Les ordres professionnels sont fréquemment pointés du doigt comme étant le frein à l’intégration professionnelle des travailleurs immigrants ; on connaît tous l’anecdote du médecin devenu chauffeur de taxi, n’ayant pas obtenu de permis d’exercice de l’ordre concerné. En fait, vous vous en doutez, c’est plus complexe que ça.
Les ordres ont le mandat d’établir si un professionnel formé à l’étranger a les compétences nécessaires pour exercer sa profession au Québec, ce qui n’est pas chose simple. S’il y a des écarts à combler, on prescrit au candidat un examen, une formation ou des stages. Et c’est là que les choses se compliquent, car il faut, d’une part, que le système d’éducation collégiale et universitaire puisse accueillir ces candidats et leur offrir le parcours prescrit, et d’autre part, que les employeurs acceptent et soient capables d’encadrer les stages et de valider l’acquisition des connaissances requises. Donc, à qui la faute? Personne. Tout le monde.

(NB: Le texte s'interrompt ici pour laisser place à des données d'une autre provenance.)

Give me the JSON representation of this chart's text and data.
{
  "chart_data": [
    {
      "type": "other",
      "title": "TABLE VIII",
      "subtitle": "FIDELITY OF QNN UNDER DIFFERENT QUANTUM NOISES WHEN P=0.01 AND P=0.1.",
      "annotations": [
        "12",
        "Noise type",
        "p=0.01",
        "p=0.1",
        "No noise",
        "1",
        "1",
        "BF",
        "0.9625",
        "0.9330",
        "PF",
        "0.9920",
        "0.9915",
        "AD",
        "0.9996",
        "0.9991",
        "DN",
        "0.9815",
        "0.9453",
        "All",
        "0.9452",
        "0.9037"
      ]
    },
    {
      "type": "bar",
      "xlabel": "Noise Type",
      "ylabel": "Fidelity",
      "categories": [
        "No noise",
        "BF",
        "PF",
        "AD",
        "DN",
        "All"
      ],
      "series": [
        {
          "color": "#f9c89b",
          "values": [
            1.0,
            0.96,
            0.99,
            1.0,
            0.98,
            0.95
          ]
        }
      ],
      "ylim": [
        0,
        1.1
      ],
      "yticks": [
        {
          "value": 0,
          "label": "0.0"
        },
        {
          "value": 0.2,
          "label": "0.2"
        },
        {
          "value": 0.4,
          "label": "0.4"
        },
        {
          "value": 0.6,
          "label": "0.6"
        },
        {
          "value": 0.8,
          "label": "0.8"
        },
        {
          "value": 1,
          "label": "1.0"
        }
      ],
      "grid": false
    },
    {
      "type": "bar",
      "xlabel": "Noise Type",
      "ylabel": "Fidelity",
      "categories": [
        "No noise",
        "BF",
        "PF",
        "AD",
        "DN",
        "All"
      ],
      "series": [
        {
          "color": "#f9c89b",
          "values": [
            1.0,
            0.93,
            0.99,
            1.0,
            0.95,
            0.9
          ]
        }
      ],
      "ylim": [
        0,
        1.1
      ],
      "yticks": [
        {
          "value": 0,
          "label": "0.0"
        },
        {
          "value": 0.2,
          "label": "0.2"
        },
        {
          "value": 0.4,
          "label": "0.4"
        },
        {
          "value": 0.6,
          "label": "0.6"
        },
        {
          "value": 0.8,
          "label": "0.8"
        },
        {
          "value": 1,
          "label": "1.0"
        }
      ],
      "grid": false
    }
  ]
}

Heureusement, depuis peu, tous les ministères sont mobilisés sur la question. Les tables de concertation et les consultations se multiplient. On injecte des sous nouveaux. De ces échanges et de cette volonté politique, nous espérons des résultats. Mais en l’absence d’un leadership fort, d’une imputabilité claire et des objectifs mesurables, il y a fort à parier que nous avancerons peu, ou trop lentement.
Dans ce débat, une évidence demeure : une partie des changements passeront par nous, CRHA et CRIA. Nous sommes en mesure d’établir des processus de dotation justes, qui écartent la discrimination. Nous avons les compétences et des moyens concrets pour faciliter la diversité et l’inclusion dans les milieux de travail. Et c’est sur ce volet que je vous interpelle, afin de réduire l’écart entre le taux d’emploi des professionnels et autres travailleurs issus de l’immigration et celui des personnes formées au Québec. Il nous appartient d’influencer les pratiques et de convaincre les gestionnaires et autres responsables de l’embauche que le premier emploi qualifié au Québec pour un immigrant peut bel et bien être au sein de notre organisation. Que oui, il faut investir temps et énergie, car ce n’est pas parce qu’on parle la même langue ou qu’on a réussi à la maîtriser que les différences culturelles s’estompent ; qu’il faut faire connaître ces différences, les expliquer, les démystifier, plutôt que prétendre qu’elles n’existent pas.
Agissons là où nous avons un réel pouvoir de faire la différence.